Hamburg. Gestern wartete die "Handballwoche" mit einem Sonderheft auf. Es verspricht auf dem Titel einen exklusiven Rückblick auf Heiner Brands "Höhen und Tiefen als Bundestrainer". Vielleicht hätte das Fachorgan gut daran getan, die Veröffentlichung noch ein paar Tage zurückzuhalten. Denn den Tiefpunkt seiner nahezu 15-jährigen Amtszeit könnte Brand, 58, noch vor sich haben: heute. Dann trifft seine Auswahl um 20.30 Uhr in Innsbruck in der EM-Qualifikation auf den Gruppenersten Österreich, Eurosport überträgt live. Sollte sie den Vergleich verlieren, droht sie nicht nur das Turnier im Januar 2012 in Serbien zu verspielen, sondern auch die letzte Chance auf eine Teilnahme an den Olympischen Spielen in London.

Brand will sich mit diesem Szenario gar nicht beschäftigt haben: "Ich konzentriere mich darauf, wie wir gewinnen können, alles Weitere kommt danach." Zum Weiteren gehört, dass Brand nach dem letzten Qualifikationsspiel am Sonntag in Trier gegen Lettland (15.15 Uhr/ZDF) den neu geschaffenen Posten des Handballmanagers beim Deutschen Handball-Bund (DHB) übernimmt und sein Amt vorzeitig an seinen Assistenten Martin Heuberger übergibt - die offizielle Bestätigung dieser Personalie steht noch aus.

Dabei würden sich düstere Gedanken gerade in Innsbruck aufdrängen. Hier begann im vergangenen Jahr mit dem zehnten EM-Platz Brands Verwandlung vom Erfolgstrainer zum Problembären des deutschen Handballs. Brand, den gewieften Taktiker mit oberbergisch-herbem Charme, hat man seither immer häufiger als scheinbar amtsmüden Grantler erlebt, der vergeblich den Respekt vor seiner Lebensleistung einklagt.

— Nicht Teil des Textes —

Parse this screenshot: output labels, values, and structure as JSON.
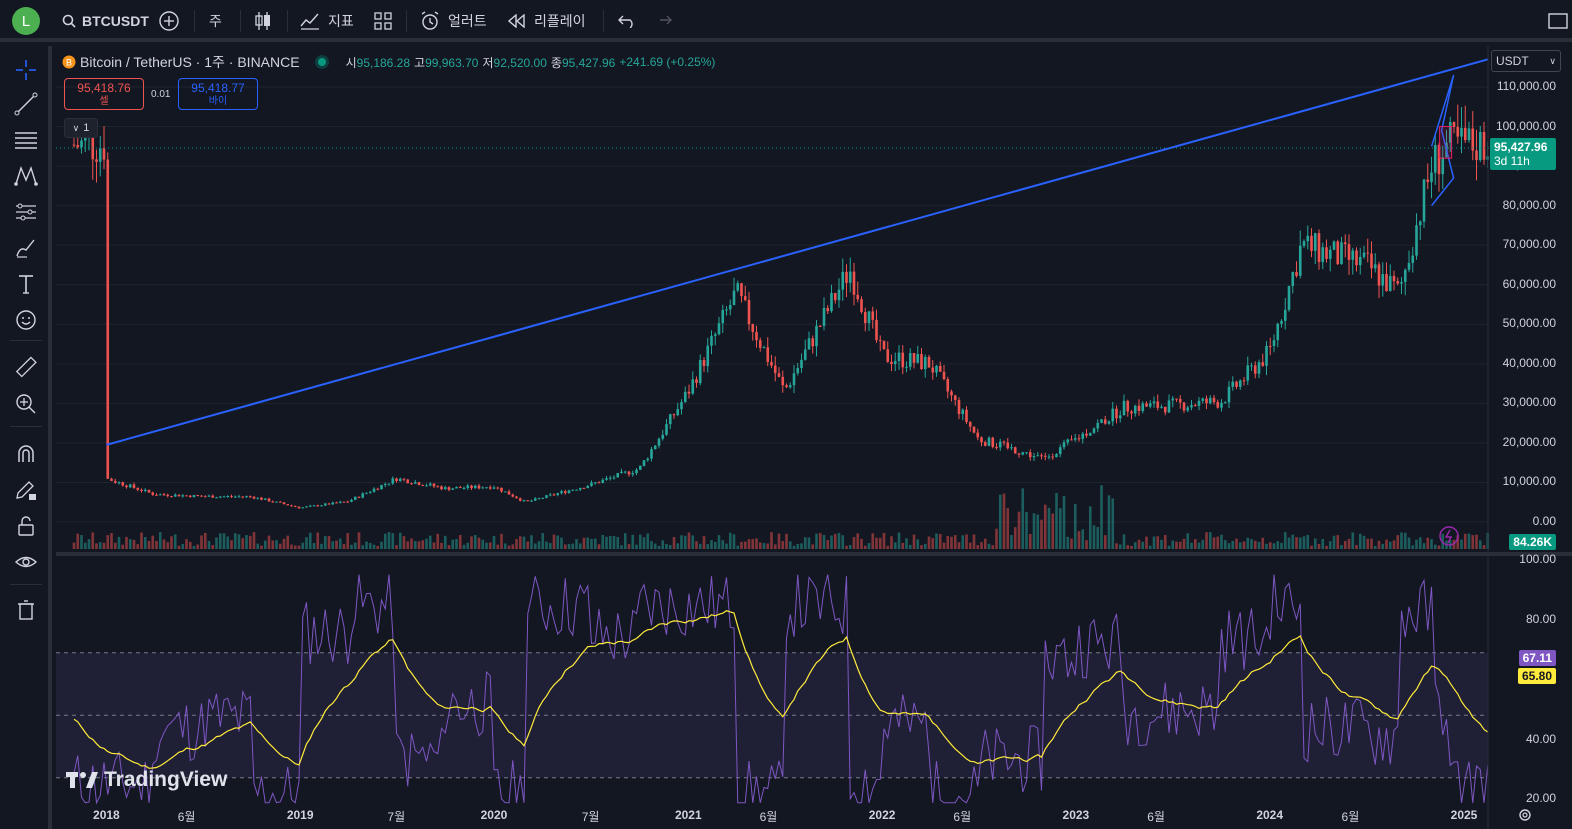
{
  "header": {
    "avatar_letter": "L",
    "symbol": "BTCUSDT",
    "interval": "주",
    "indicators_label": "지표",
    "alert_label": "얼러트",
    "replay_label": "리플레이"
  },
  "legend": {
    "title": "Bitcoin / TetherUS · 1주 · BINANCE",
    "open_label": "시",
    "open": "95,186.28",
    "high_label": "고",
    "high": "99,963.70",
    "low_label": "저",
    "low": "92,520.00",
    "close_label": "종",
    "close": "95,427.96",
    "change": "+241.69 (+0.25%)",
    "sell_price": "95,418.76",
    "sell_label": "셀",
    "spread": "0.01",
    "buy_price": "95,418.77",
    "buy_label": "바이",
    "collapse_count": "1"
  },
  "currency_select": "USDT",
  "price_axis": [
    "110,000.00",
    "100,000.00",
    "90,000.00",
    "80,000.00",
    "70,000.00",
    "60,000.00",
    "50,000.00",
    "40,000.00",
    "30,000.00",
    "20,000.00",
    "10,000.00",
    "0.00"
  ],
  "current_price_badge": {
    "price": "95,427.96",
    "countdown": "3d 11h",
    "color": "#089981"
  },
  "volume_badge": "84.26K",
  "rsi_axis": [
    "100.00",
    "80.00",
    "40.00",
    "20.00"
  ],
  "rsi_values": {
    "rsi": "67.11",
    "rsi_color": "#7e57c2",
    "ma": "65.80",
    "ma_color": "#ffeb3b"
  },
  "time_axis": [
    "2018",
    "6월",
    "2019",
    "7월",
    "2020",
    "7월",
    "2021",
    "6월",
    "2022",
    "6월",
    "2023",
    "6월",
    "2024",
    "6월",
    "2025"
  ],
  "watermark": "TradingView",
  "colors": {
    "up": "#26a69a",
    "down": "#ef5350",
    "trendline": "#2962ff",
    "bg": "#131722"
  },
  "chart_data": {
    "type": "candlestick",
    "title": "Bitcoin / TetherUS · 1주 · BINANCE",
    "ylim": [
      0,
      115000
    ],
    "x": [
      "2018-01",
      "2018-04",
      "2018-07",
      "2018-10",
      "2019-01",
      "2019-04",
      "2019-07",
      "2019-10",
      "2020-01",
      "2020-03",
      "2020-07",
      "2020-10",
      "2021-01",
      "2021-04",
      "2021-07",
      "2021-11",
      "2022-01",
      "2022-04",
      "2022-07",
      "2022-11",
      "2023-01",
      "2023-04",
      "2023-07",
      "2023-10",
      "2024-01",
      "2024-03",
      "2024-07",
      "2024-09",
      "2024-11",
      "2024-12"
    ],
    "close": [
      11000,
      7000,
      6500,
      6400,
      3600,
      5200,
      11000,
      8500,
      9000,
      5000,
      9500,
      13500,
      33000,
      58000,
      33000,
      64000,
      42000,
      40000,
      21000,
      16000,
      21000,
      29000,
      29500,
      30500,
      43000,
      70000,
      65000,
      58000,
      90000,
      95428
    ],
    "trendline": {
      "from": [
        "2018-01",
        19500
      ],
      "to": [
        "2025-01",
        117000
      ]
    },
    "rsi_indicator": {
      "rsi_last": 67.11,
      "ma_last": 65.8,
      "ylim": [
        20,
        100
      ],
      "bands": [
        30,
        50,
        70
      ]
    }
  }
}
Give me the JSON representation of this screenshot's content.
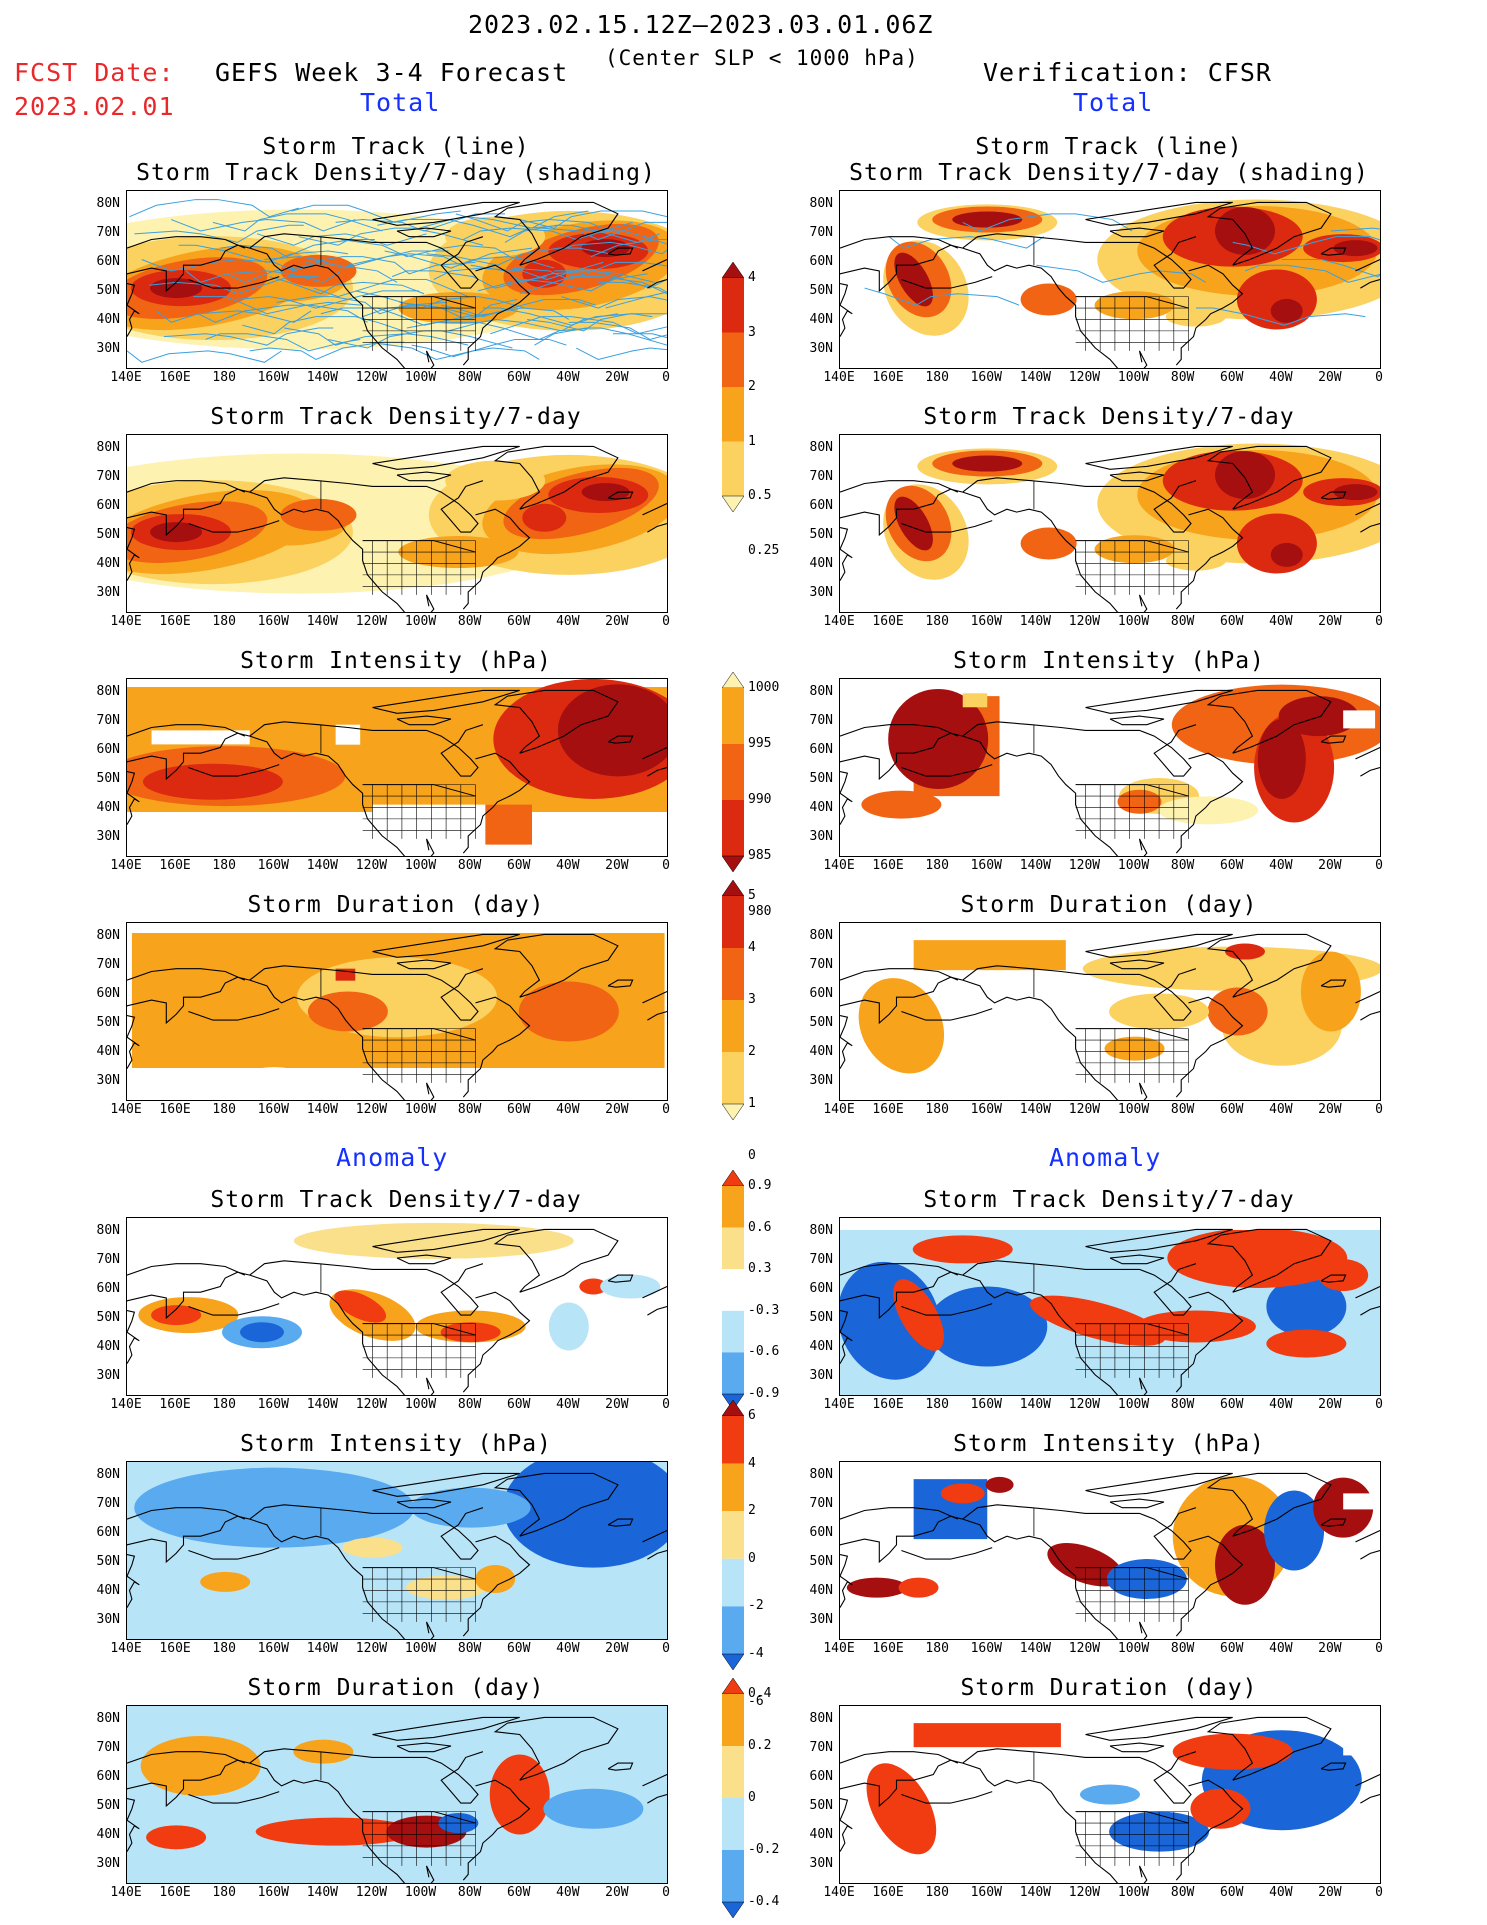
{
  "header": {
    "date_range": "2023.02.15.12Z–2023.03.01.06Z",
    "subtitle": "(Center SLP < 1000 hPa)",
    "fcst_label": "FCST Date:",
    "fcst_date": "2023.02.01",
    "forecast_label": "GEFS Week 3-4 Forecast",
    "verification_label": "Verification: CFSR",
    "left_total": "Total",
    "right_total": "Total",
    "left_anomaly": "Anomaly",
    "right_anomaly": "Anomaly"
  },
  "panel_titles": {
    "track_line": "Storm Track (line)",
    "track_shading": "Storm Track Density/7-day (shading)",
    "density": "Storm Track Density/7-day",
    "intensity": "Storm Intensity (hPa)",
    "duration": "Storm Duration (day)"
  },
  "axes": {
    "lat_labels": [
      "80N",
      "70N",
      "60N",
      "50N",
      "40N",
      "30N"
    ],
    "lon_labels": [
      "140E",
      "160E",
      "180",
      "160W",
      "140W",
      "120W",
      "100W",
      "80W",
      "60W",
      "40W",
      "20W",
      "0"
    ]
  },
  "colorbars": {
    "density": {
      "labels": [
        "4",
        "3",
        "2",
        "1",
        "0.5",
        "0.25"
      ],
      "colors": [
        "#a50f0f",
        "#dc2a10",
        "#f06414",
        "#f7a31c",
        "#fbd160",
        "#fdf2b0"
      ]
    },
    "intensity": {
      "labels": [
        "1000",
        "995",
        "990",
        "985",
        "980"
      ],
      "colors": [
        "#fdf2b0",
        "#f7a31c",
        "#f06414",
        "#dc2a10",
        "#a50f0f"
      ]
    },
    "duration": {
      "labels": [
        "5",
        "4",
        "3",
        "2",
        "1",
        "0"
      ],
      "colors": [
        "#a50f0f",
        "#dc2a10",
        "#f06414",
        "#f7a31c",
        "#fbd160",
        "#fdf2b0"
      ]
    },
    "anom_density": {
      "labels": [
        "0.9",
        "0.6",
        "0.3",
        "-0.3",
        "-0.6",
        "-0.9"
      ],
      "colors": [
        "#f03c10",
        "#f7a31c",
        "#fbe08c",
        "#ffffff",
        "#b8e4f8",
        "#5aaaf0",
        "#1a66d8"
      ]
    },
    "anom_intensity": {
      "labels": [
        "6",
        "4",
        "2",
        "0",
        "-2",
        "-4",
        "-6"
      ],
      "colors": [
        "#a50f0f",
        "#f03c10",
        "#f7a31c",
        "#fbe08c",
        "#b8e4f8",
        "#5aaaf0",
        "#1a66d8"
      ]
    },
    "anom_duration": {
      "labels": [
        "0.4",
        "0.2",
        "0",
        "-0.2",
        "-0.4"
      ],
      "colors": [
        "#f03c10",
        "#f7a31c",
        "#fbe08c",
        "#b8e4f8",
        "#5aaaf0",
        "#1a66d8"
      ]
    }
  }
}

Tatsächlich spricht viel dafür, dass die kurze Schwächephase der Nationalmannschaft nicht in erster Linie sein Verschulden ist, so wie ihr langer Höhenflug zuvor nicht allein sein Verdienst war. Brands goldene Generation beginnt zu ergrauen, und die Nachfolger strahlen trotz ausgiebigen Polierens einen vergleichsweise blassen Schimmer aus. Bei der WM in Schweden im Januar sackte der Weltmeister von 2007 auf Platz elf ab. "Dass es irgendwann so kommen würde, hat Heiner Brand selbst schon vor zehn Jahren prophezeit", sagt DHB-Vizepräsident Horst Bredemeier. So lange also kreist die Anklage schon um die Frage, ob die Bundesligaklubs genug für die Ausbildung deutscher Talente tun.

Das Urteil ist mit dem Amtswechsel vorerst vertagt. Die Mannschaft sei allemal gut genug, um heute das Schlimmste zu verhindern, sagt Bredemeier, und sie habe etwas gutzumachen. An Brands Ehrgeiz hege er trotz des Rückzugs keinen Zweifel: "Er hat das größte Interesse an einem erfolgreichen Abgang."

Wie vor dem 39:28-Sieg im März gegen Island hat Brand die Mannschaft wieder in Kleingruppen aufgeteilt, die Videos studieren und Taktiken erarbeiten sollten. Diese Maßnahme diene der Stärkung des Verantwortungsbewusstseins. Ebendaran hatte es zuletzt Zweifel gegeben, als sich zu zwei Testspielen gegen Norwegen die halbe Mannschaft entschuldigen ließ. Diesmal aber hat Kapitän Pascal Hens, kaum mit Michael Kraus von der Meisterfeier des HSV eingetroffen, "gemerkt, dass jedem bewusst ist, dass es eines der wichtigsten Länderspiele der letzten Jahre ist." Im Falle eines Scheiterns aber müsse sich jeder hinterfragen, ob er professionell gearbeitet habe, sagt Bredemeier.

Bei den Frauen hat der DHB den Schnitt bereits vollzogen. Sie verteidigen mit dem neuen Bundestrainer Heine Jensen am Sonnabend in Ungarn einen Zweitorevorsprung aus dem Hinspiel, um zur WM nach Brasilien zu fahren und die Hoffnung auf Olympia aufrechtzuerhalten. Innerhalb von vier Tagen kann der deutsche Handball somit viel von dem Erbe verspielen, das vor allem die Männer über ein Jahrzehnt herausgeschlagen haben.

"Auch andere große Handballnationen haben schon Olympia verpasst", beschwichtigt Bredemeier. In Österreich nehmen sie den Deutschen ihre Gelassenheit nicht ab: "Für Deutschland wäre es eine Katastrophe, bei einem Großereignis zu fehlen", sagt Nationaltrainer Magnus Andersson, "wir haben sicher weniger Druck."